Merseyside Police’s Commissioner and Chief Constable will host a special public meeting this week at which the police’s budget will be set for the year ahead.
Balancing Merseyside Police’s budget is one of the Police Commissioner, Emily Spurrell’s most critical roles. She sets and approves the budget after presenting her proposals to the body which scrutinises her work, the Police and Crime Panel.
At a meeting last week, Panel members endorsed Emily’s plan to help protect Merseyside Police in the year ahead in the face of spiralling inflation and rising costs, plugging the funding gap caused by years of insufficient Government funding.
After 13 years of austerity, Merseyside Police are currently facing a £8.5m blackhole in the year ahead and need to find £22m of savings by 2027/28.
The Government announced in December that Police and Crime Commissioners (PCCs) would be expected to raise the police precept – the part of council tax which is ring-fenced for policing – by £13 a year for a Band D property in 2023/24 to cover increasing costs in the year ahead.
This equates to 17p a week for a Band A property – the rate paid by most council taxpayers in Merseyside. This increase will generate an extra £5m for local policing.
Even with this vital extra funding provided, the Police Commissioner will still need to use £5.2m of reserves and ‘one-off’ funding and the Chief Constable will need to make £3.3m of savings just to balance the books in the year ahead.
Despite the financial challenges, all crime has reduced by 7.7% across Merseyside, with significant reductions in burglary (18%), knife crime (18.6%) and gun crime at its lowest level since records began 22 years ago.
Merseyside’s Police Commissioner Emily Spurrell said, “It’s my job to ensure Merseyside Police has the money it needs to keep our communities safe and is in the strongest possible position for the year ahead.
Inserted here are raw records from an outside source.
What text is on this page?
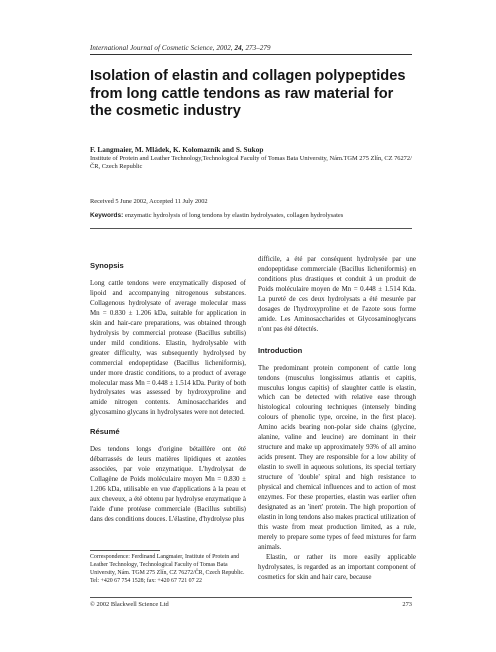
International Journal of Cosmetic Science, 2002, 24, 273–279
Isolation of elastin and collagen polypeptides from long cattle tendons as raw material for the cosmetic industry
F. Langmaier, M. Mládek, K. Kolomazník and S. Sukop
Institute of Protein and Leather Technology,Technological Faculty of Tomas Bata University, Nám.TGM 275 Zlín, CZ 76272/ČR, Czech Republic
Received 5 June 2002, Accepted 11 July 2002
Keywords: enzymatic hydrolysis of long tendons by elastin hydrolysates, collagen hydrolysates
Synopsis

Long cattle tendons were enzymatically disposed of lipoid and accompanying nitrogenous substances. Collagenous hydrolysate of average molecular mass Mn = 0.830 ± 1.206 kDa, suitable for application in skin and hair-care preparations, was obtained through hydrolysis by commercial protease (Bacillus subtilis) under mild conditions. Elastin, hydrolysable with greater difficulty, was subsequently hydrolysed by commercial endopeptidase (Bacillus licheniformis), under more drastic conditions, to a product of average molecular mass Mn = 0.448 ± 1.514 kDa. Purity of both hydrolysates was assessed by hydroxyproline and amide nitrogen contents. Aminosaccharides and glycosamino glycans in hydrolysates were not detected.

Résumé

Des tendons longs d'origine bétaillère ont été débarrassés de leurs matières lipidiques et azotées associées, par voie enzymatique. L'hydrolysat de Collagène de Poids moléculaire moyen Mn = 0.830 ± 1.206 kDa, utilisable en vue d'applications à la peau et aux cheveux, a été obtenu par hydrolyse enzymatique à l'aide d'une protéase commerciale (Bacillus subtilis) dans des conditions douces. L'élastine, d'hydrolyse plus

difficile, a été par conséquent hydrolysée par une endopeptidase commerciale (Bacillus licheniformis) en conditions plus drastiques et conduit à un produit de Poids moléculaire moyen de Mn = 0.448 ± 1.514 Kda. La pureté de ces deux hydrolysats a été mesurée par dosages de l'hydroxyproline et de l'azote sous forme amide. Les Aminosaccharides et Glycosaminoglycans n'ont pas été détectés.

Introduction

The predominant protein component of cattle long tendons (musculus longissimus atlantis et capitis, musculus longus capitis) of slaughter cattle is elastin, which can be detected with relative ease through histological colouring techniques (intensely binding colours of phenolic type, orceine, in the first place). Amino acids bearing non-polar side chains (glycine, alanine, valine and leucine) are dominant in their structure and make up approximately 93% of all amino acids present. They are responsible for a low ability of elastin to swell in aqueous solutions, its special tertiary structure of 'double' spiral and high resistance to physical and chemical influences and to action of most enzymes. For these properties, elastin was earlier often designated as an 'inert' protein. The high proportion of elastin in long tendons also makes practical utilization of this waste from meat production limited, as a rule, merely to prepare some types of feed mixtures for farm animals.

Elastin, or rather its more easily applicable hydrolysates, is regarded as an important component of cosmetics for skin and hair care, because

Correspondence: Ferdinand Langmaier, Institute of Protein and Leather Technology, Technological Faculty of Tomas Bata University, Nám. TGM 275 Zlín, CZ 76272/ČR, Czech Republic. Tel: +420 67 754 1528; fax: +420 67 721 07 22
© 2002 Blackwell Science Ltd	273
“In the face of soaring inflation and costs and more cuts anticipated in the next few years, this has been no easy task. The financial position is extremely challenging and has required very careful planning and saving over the year ahead.
“Due to insufficient funding from central Government, we’re being forced to find much-needed money elsewhere.
“The Government has assumed in its budget plans that local people can pay more, but even with this difficult increase, we will still have to use money from our reserves and make further cuts to balance the books this year.
“While I was extremely reluctant to ask taxpayers to contribute a little extra to support their police service, this additional funding was essential if I was to protect Merseyside Police from even bigger cuts in the year ahead.
“Even with the hugely valuable contribution of local people, the Chief Constable will still have to make £3.3m of savings in the year ahead and Merseyside Police remains 450 officers short of the number it had in 2010.
“I am focused on doing everything possible to protect local policing and keep our communities safe. I will continue to lobby Ministers at every chance I get to our region the funding is needs and deserves.
“I’d invite anyone who is interested in finding out more the careful work being done to protect Merseyside Police’s budget to attend this special public meeting.”
The meeting will be held at 3.30pm on Wednesday 14 February 2024 at Merseyside Police headquarters, Rose Hill, 15 Cazneau Street, Liverpool, L3 3AN.